Tales presiones obedecen a que “el duopolio televisivo exige autorización de la Cofeco para ser monopolio”, como dijo Joaquín Vargas Guajardo, presidente del Grupo MVS. Si el organismo regulador autorizara las pretensiones de los señores Azcárraga y Salinas Pliego, estaría actuando en contra de sus objetivos fundamentales, pues se creó precisamente con la finalidad de evitar el surgimiento de prácticas monopólicas en el mercado. Visto el asunto con la mayor objetividad, no hay argumentos válidos que justificaran tal asociación, que apuntalaría en los hechos un monopolio televisivo disfrazado de “competencia” entre dos empresas.
La realidad muestra que lo que han hecho ambas firmas es acordar una distribución del mercado que les permita operar con beneficios mutuos. En cuanto ven riesgos en el horizonte, cierran filas firmemente para neutralizarlos, como sucedió en el año 2006, cuando el empresario Isaac Saba quiso abrir una tercera cadena televisiva en asociación con una empresa estadounidense. La guerra de ambas contra este malogrado inversionista fue total, hasta obligarlo a desistir de su intentona. Luego moriría, víctima de las consecuencias de un infortunado empujón, literalmente hablando, en un acto político, más que suficiente debido a su avanzada edad.
¿Podría entonces hablarse de democracia en una nación donde los poderes fácticos son los que realmente inclinan la balanza de las políticas públicas? Esto lo constatamos en el modo de actuar de funcionarios cuyas responsabilidades los hacen víctimas propiciatorias de quienes controlan fuertes intereses. Tal es el caso de Mony de Swaan, presidente de la Comisión Federal de Telecomunicaciones (Cofetel), quien será citado por la Cámara de Diputados para que comparezca ante la Comisión de la Función Pública, para que aclare los contratos que por cerca de 3 millones de pesos entregó a dos amigos cercanos, por concepto de asesorías.
Desde que se hizo cargo de la Cofetel, De Swaan ha estado implicado en sospechas de malos manejos en el organismo, debido a su proclividad en favorecer a Televisa, principalmente, en una etapa fundamental para la conformación de negocios de telecomunicaciones con grandes perspectivas futuras. Sin embargo, ante la actitud laxa del Congreso, ha seguido en sus funciones sin más molestias que una que otra comparecencia, cuyos resultados son inocuos. Ahora se le cita para que “aclare” un posible tráfico de influencias, o inclusive un peculado si llegara a configurarse el delito con las pruebas correspondientes.

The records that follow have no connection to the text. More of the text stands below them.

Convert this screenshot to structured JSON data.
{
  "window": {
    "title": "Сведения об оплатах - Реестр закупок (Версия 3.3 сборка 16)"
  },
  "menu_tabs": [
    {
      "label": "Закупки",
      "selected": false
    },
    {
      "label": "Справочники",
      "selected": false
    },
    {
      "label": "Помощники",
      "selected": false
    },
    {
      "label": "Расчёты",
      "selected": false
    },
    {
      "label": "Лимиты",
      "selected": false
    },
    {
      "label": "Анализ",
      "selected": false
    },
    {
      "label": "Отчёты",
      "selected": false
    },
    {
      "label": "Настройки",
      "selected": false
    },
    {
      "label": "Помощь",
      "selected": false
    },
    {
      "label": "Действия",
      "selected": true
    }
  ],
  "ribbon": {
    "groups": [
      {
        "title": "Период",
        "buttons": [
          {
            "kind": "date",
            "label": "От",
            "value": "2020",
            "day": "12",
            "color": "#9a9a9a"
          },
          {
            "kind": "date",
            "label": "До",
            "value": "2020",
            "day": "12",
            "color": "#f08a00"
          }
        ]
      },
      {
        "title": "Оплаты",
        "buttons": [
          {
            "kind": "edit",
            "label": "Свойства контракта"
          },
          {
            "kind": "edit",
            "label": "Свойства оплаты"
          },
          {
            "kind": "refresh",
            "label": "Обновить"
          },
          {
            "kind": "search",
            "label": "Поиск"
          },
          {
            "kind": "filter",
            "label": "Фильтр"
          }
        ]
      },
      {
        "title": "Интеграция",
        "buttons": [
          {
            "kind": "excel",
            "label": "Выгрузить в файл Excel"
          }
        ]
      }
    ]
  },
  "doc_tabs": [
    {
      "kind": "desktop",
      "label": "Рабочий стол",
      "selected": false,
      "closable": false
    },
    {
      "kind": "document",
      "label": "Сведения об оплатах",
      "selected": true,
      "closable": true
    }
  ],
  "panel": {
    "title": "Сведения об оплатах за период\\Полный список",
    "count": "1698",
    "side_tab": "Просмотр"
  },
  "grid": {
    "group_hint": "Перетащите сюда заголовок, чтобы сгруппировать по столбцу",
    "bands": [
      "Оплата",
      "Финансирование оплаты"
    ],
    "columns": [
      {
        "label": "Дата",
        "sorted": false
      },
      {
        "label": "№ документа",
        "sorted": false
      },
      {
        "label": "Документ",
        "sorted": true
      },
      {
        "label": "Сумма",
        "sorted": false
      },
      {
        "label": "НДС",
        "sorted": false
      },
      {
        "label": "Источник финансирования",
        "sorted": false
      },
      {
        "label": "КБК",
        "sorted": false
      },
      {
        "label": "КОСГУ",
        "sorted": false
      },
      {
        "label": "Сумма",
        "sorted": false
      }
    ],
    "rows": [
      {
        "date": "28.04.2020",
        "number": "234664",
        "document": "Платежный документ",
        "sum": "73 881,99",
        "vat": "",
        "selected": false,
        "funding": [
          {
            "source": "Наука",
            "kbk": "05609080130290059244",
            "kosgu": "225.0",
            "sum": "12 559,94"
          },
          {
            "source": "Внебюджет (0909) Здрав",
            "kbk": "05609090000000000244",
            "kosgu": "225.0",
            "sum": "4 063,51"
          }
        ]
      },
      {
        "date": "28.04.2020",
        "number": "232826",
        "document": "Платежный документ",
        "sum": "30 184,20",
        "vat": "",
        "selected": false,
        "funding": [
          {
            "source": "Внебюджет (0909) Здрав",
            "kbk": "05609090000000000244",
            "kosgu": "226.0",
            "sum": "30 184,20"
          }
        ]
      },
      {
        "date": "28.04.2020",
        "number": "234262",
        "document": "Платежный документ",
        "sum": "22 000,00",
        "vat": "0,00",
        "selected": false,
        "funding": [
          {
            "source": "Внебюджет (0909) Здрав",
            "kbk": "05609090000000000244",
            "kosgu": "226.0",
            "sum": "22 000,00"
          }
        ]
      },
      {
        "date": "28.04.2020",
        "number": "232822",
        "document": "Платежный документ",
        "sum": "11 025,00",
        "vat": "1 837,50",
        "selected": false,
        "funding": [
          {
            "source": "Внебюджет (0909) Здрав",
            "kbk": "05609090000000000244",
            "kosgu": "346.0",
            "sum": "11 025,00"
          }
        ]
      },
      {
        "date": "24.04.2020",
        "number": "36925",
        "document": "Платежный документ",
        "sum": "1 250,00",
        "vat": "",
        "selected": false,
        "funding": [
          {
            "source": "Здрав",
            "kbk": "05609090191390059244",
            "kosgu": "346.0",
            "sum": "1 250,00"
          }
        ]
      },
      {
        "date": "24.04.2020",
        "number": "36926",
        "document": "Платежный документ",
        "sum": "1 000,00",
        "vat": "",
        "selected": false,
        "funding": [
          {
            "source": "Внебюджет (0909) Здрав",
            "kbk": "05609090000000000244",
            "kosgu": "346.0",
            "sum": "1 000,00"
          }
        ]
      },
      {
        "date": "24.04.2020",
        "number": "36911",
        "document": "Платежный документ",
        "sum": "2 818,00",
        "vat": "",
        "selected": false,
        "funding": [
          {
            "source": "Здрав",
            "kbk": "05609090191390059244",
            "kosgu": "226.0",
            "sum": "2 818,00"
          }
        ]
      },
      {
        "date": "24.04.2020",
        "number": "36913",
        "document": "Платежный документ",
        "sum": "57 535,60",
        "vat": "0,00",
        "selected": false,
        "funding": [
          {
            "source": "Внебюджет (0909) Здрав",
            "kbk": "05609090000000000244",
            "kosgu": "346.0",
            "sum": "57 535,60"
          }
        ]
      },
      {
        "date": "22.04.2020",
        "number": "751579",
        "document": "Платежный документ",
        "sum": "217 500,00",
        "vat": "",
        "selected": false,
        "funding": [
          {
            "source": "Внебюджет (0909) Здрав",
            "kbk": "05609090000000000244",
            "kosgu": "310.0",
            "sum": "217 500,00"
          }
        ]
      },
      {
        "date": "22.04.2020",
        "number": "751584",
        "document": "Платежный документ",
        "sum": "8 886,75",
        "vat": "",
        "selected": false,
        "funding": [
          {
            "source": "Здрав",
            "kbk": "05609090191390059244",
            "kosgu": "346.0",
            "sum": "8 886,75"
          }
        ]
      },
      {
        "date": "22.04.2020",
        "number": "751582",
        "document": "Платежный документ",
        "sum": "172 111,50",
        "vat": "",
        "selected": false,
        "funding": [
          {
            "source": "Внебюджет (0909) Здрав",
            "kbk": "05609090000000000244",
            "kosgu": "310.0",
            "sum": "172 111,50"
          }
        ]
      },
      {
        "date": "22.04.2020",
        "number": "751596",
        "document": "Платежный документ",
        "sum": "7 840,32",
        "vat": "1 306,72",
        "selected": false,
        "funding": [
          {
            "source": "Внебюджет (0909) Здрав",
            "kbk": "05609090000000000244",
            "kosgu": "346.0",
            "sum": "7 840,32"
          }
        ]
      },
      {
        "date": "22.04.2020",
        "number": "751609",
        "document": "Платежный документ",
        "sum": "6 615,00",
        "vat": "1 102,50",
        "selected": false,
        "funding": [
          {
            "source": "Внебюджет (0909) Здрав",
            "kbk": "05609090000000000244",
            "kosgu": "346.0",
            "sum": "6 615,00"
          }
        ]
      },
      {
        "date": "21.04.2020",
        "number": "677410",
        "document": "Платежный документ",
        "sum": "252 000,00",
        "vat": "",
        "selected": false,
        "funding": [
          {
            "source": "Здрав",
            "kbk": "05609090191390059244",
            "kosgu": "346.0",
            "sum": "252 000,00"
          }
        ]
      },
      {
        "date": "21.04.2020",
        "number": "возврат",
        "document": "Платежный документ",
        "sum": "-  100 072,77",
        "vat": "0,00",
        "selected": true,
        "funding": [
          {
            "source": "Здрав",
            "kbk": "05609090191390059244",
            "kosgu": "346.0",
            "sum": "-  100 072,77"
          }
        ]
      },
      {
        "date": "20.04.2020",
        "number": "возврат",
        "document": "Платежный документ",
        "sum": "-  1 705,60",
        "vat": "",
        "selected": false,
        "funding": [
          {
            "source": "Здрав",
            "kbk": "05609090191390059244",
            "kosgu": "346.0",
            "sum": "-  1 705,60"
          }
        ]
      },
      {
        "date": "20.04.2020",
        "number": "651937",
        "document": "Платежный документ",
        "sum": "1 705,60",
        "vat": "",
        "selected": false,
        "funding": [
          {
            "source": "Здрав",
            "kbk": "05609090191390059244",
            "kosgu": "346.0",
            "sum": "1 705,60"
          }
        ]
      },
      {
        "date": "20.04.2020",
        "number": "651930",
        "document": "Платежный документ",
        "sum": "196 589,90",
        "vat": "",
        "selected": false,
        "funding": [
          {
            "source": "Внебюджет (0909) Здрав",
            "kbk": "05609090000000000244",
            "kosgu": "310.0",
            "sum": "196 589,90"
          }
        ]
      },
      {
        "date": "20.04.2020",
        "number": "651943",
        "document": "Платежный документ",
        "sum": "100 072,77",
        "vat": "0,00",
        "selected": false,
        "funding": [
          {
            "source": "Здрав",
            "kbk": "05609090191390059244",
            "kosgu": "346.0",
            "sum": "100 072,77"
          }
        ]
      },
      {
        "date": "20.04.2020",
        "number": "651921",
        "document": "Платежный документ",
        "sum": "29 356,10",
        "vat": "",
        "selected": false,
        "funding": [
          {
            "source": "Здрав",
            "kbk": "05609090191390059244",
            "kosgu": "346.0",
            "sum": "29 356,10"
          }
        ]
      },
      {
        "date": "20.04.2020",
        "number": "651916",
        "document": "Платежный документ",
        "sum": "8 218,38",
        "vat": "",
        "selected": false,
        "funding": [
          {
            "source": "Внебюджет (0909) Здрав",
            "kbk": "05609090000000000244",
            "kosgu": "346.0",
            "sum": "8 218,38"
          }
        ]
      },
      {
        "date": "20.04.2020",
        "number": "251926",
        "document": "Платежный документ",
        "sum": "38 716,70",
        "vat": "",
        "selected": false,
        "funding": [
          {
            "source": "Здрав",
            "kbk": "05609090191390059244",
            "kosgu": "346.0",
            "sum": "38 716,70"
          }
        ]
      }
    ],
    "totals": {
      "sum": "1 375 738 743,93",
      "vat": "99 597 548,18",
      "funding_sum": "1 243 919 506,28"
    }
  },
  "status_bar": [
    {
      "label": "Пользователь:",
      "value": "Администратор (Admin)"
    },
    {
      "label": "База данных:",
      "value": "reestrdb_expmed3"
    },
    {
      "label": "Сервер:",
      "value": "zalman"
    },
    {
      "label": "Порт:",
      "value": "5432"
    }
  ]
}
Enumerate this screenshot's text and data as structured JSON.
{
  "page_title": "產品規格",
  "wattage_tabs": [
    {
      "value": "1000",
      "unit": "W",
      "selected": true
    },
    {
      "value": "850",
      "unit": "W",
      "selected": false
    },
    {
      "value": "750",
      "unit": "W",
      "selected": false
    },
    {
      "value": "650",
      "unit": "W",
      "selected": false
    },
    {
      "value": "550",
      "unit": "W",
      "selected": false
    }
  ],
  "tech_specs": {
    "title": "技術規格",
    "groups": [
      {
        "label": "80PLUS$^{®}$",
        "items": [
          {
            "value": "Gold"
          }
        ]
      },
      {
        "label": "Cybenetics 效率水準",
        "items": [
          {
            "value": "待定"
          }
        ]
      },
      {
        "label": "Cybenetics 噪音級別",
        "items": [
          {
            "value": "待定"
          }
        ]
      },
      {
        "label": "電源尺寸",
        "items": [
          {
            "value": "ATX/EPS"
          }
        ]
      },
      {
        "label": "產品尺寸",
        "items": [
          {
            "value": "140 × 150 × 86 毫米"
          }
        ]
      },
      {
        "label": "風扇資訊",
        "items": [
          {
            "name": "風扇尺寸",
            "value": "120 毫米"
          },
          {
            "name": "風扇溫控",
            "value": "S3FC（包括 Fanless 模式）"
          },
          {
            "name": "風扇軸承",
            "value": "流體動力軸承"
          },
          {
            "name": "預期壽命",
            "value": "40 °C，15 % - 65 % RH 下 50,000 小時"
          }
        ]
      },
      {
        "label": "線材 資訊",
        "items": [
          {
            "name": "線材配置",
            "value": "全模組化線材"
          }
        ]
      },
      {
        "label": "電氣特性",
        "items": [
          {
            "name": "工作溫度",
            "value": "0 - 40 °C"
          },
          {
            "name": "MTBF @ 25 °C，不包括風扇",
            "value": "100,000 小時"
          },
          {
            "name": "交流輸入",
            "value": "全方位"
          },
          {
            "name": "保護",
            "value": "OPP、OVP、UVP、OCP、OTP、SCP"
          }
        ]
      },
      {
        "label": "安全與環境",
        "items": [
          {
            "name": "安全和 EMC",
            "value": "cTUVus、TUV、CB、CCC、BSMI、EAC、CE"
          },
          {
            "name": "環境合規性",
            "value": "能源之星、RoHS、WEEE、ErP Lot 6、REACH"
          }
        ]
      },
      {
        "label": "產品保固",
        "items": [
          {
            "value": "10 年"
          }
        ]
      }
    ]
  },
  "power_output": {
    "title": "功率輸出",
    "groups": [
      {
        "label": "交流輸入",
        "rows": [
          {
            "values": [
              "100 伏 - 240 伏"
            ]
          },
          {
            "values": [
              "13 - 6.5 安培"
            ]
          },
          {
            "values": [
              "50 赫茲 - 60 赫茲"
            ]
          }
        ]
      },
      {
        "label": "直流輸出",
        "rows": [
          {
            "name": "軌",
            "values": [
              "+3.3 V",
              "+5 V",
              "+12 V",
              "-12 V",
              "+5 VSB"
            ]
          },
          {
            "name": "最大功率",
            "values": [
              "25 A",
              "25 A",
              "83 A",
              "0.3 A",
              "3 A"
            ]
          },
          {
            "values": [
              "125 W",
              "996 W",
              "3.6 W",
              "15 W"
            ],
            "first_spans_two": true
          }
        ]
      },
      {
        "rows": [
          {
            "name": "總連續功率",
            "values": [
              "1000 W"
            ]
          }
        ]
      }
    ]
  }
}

En el momento de escribir estas líneas no se sabía aún el fallo de la CFC. Es claro que está en juego el futuro de dicha comisión, pues en caso de autorizar la asociación que pretenden Azcárraga y Salinas Pliego, sería por demás evidente la inutilidad del organismo regulador, en cuanto que no tiene la fuerza suficiente para imponer decisiones que convengan a la sociedad. Sería muy lamentable que tal situación se hiciera efectiva, en un momento histórico muy delicado, que exige cerrar filas para frenar una más acelerada descomposición del tejido social, una más grave exclusión de las clases mayoritarias, una marcha más firme hacia la monopolización de los medios de comunicación.
Urge sentar un sano precedente, que abone en favor de la esperanza de que aún es posible salvar al país, y de manera pacífica como conviene a toda la sociedad, una vez que los poderes fácticos se quedaran sin apoyos en Los Pinos. Eso tendrá que suceder porque de otro modo no habría salvación.